ARTICLE VIII – FINANCES
Section 1. The Society shall be supported by Annual Dues and proceeds from social affairs.
Section 2. No committee or part of the Society may undertake any financial responsibility except
as authorized by the Board of Directors.
Section 3. Only such funds as pass through the hands of the Treasurer shall be included in the
annual financial report of the Society.
Section 4. An annual operating budget shall be presented at each Annual Business Meeting, for the
ensuing fiscal year.
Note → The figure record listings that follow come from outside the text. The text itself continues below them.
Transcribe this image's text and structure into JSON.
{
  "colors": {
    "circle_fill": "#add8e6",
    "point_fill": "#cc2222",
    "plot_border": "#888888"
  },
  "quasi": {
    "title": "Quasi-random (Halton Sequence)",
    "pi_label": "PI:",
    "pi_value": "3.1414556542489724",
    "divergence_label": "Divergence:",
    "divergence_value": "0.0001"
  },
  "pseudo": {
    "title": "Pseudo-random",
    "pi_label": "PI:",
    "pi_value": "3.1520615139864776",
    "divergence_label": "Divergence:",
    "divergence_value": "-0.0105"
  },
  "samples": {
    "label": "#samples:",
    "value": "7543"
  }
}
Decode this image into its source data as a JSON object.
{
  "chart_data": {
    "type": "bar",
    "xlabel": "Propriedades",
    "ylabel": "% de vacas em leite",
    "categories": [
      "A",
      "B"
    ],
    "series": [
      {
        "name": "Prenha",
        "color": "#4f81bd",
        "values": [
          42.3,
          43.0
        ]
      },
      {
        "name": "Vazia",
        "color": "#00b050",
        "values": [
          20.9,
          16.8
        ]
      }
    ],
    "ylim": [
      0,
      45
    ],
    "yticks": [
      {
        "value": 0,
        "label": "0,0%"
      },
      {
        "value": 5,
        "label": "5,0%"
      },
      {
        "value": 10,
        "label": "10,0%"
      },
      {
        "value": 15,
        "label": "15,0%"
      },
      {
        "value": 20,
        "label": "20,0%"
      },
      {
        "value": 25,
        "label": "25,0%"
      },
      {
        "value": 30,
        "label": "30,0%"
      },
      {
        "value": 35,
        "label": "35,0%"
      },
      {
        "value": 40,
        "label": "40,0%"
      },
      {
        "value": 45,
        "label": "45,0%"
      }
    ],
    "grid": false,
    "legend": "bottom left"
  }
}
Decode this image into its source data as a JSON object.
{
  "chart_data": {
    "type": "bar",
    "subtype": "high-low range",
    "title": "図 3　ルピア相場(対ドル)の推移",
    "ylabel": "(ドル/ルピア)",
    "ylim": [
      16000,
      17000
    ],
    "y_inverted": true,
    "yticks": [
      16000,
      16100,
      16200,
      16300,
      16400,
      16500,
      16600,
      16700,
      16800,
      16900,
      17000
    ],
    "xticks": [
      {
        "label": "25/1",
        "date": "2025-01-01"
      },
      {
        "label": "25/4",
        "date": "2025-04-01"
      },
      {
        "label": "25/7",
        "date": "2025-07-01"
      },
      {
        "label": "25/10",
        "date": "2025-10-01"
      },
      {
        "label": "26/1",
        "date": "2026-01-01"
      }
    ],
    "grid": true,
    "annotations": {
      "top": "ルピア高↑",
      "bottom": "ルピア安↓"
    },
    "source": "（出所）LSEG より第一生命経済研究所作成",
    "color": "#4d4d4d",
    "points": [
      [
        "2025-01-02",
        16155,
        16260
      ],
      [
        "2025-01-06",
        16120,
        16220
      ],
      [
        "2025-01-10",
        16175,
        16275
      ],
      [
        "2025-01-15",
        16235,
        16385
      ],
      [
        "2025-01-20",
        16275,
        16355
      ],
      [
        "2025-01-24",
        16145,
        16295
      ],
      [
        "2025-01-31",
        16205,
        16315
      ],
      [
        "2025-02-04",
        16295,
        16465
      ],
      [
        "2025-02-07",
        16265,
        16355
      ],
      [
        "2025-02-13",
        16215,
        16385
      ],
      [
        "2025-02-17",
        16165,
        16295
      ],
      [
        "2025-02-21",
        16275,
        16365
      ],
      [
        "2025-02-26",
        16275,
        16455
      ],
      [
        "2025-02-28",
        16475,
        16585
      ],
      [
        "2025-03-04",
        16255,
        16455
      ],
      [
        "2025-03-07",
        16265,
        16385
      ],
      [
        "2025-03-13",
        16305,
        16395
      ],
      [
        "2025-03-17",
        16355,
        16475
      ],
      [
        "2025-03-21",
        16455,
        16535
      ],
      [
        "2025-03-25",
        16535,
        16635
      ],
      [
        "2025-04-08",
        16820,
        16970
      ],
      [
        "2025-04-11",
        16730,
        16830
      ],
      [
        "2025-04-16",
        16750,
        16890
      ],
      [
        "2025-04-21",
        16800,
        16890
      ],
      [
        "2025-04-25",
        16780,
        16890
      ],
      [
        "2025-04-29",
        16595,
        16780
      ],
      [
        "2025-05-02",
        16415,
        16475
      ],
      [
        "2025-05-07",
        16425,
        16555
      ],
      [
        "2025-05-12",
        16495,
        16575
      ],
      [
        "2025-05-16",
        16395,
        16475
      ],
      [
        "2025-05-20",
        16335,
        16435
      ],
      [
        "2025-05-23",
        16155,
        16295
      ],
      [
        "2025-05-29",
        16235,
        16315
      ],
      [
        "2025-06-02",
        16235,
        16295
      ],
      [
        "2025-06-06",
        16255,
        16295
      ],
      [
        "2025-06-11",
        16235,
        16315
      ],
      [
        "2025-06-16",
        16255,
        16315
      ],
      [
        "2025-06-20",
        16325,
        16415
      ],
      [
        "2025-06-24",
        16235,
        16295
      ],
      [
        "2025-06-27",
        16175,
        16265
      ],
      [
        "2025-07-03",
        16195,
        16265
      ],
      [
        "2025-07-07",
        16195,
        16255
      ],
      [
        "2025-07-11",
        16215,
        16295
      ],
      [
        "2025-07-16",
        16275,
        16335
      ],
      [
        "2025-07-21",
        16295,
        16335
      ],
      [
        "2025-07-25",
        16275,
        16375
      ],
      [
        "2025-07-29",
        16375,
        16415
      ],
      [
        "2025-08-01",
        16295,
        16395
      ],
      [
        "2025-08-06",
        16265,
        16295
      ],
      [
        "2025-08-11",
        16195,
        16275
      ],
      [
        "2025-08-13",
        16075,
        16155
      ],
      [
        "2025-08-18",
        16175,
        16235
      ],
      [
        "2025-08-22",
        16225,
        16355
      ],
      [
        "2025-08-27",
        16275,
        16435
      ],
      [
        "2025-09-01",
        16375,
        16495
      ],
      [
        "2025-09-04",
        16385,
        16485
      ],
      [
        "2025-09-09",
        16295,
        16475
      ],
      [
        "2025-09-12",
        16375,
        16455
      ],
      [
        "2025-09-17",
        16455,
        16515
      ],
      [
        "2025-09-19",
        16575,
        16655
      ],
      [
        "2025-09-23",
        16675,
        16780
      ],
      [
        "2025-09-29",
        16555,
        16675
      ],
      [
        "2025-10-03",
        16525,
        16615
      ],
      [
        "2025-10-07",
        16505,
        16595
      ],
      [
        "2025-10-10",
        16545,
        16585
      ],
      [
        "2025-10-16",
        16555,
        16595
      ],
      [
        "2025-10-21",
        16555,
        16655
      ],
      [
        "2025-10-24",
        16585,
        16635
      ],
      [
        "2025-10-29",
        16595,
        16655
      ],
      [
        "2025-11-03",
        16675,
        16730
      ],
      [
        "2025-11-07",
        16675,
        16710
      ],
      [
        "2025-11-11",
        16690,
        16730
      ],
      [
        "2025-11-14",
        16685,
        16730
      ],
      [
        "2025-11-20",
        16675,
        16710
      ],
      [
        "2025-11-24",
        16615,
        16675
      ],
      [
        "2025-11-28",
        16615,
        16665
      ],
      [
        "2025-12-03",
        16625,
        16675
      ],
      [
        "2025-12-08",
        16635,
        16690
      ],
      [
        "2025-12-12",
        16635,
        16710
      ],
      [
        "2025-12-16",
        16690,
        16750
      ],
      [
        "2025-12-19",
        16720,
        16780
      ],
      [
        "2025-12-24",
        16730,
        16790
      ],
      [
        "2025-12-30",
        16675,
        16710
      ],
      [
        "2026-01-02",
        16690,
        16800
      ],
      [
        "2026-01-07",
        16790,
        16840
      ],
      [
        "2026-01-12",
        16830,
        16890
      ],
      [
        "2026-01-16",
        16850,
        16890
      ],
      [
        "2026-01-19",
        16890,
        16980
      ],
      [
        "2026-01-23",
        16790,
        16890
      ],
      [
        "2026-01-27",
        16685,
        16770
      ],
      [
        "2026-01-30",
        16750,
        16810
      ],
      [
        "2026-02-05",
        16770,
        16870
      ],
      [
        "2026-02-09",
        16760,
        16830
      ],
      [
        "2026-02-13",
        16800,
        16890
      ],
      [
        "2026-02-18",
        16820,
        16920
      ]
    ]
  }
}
The Society’s fiscal year shall be May 1st through April 30th
ARTICLE IX – QUORUMS
Section 1. Seven members of the Board of Directors shall constitute a quorum for a Board of
Section 2. Twenty-five active members shall constitute a quorum for a meeting of the Society.
ARTICLE X – INDEMNIFICATION
Any member of the Board of Directors of the Society who is involved in litigation, by reason of his or
her position as a member of the Board of Directors, shall be indemnified and held harmless by the
Society to the fullest extent authorized by law as it now exists or may subsequently be amended (but in
the case of any such amendment, only to the extent that such amendment permits the Society to provide
broader indemnification rights.) The Society will also pay to defend any member of the Board of
Directors who is involved in litigation by reason of his or her position as a member of the Board of
Directors and will maintain Directors and Officers insurance to pay these expenses.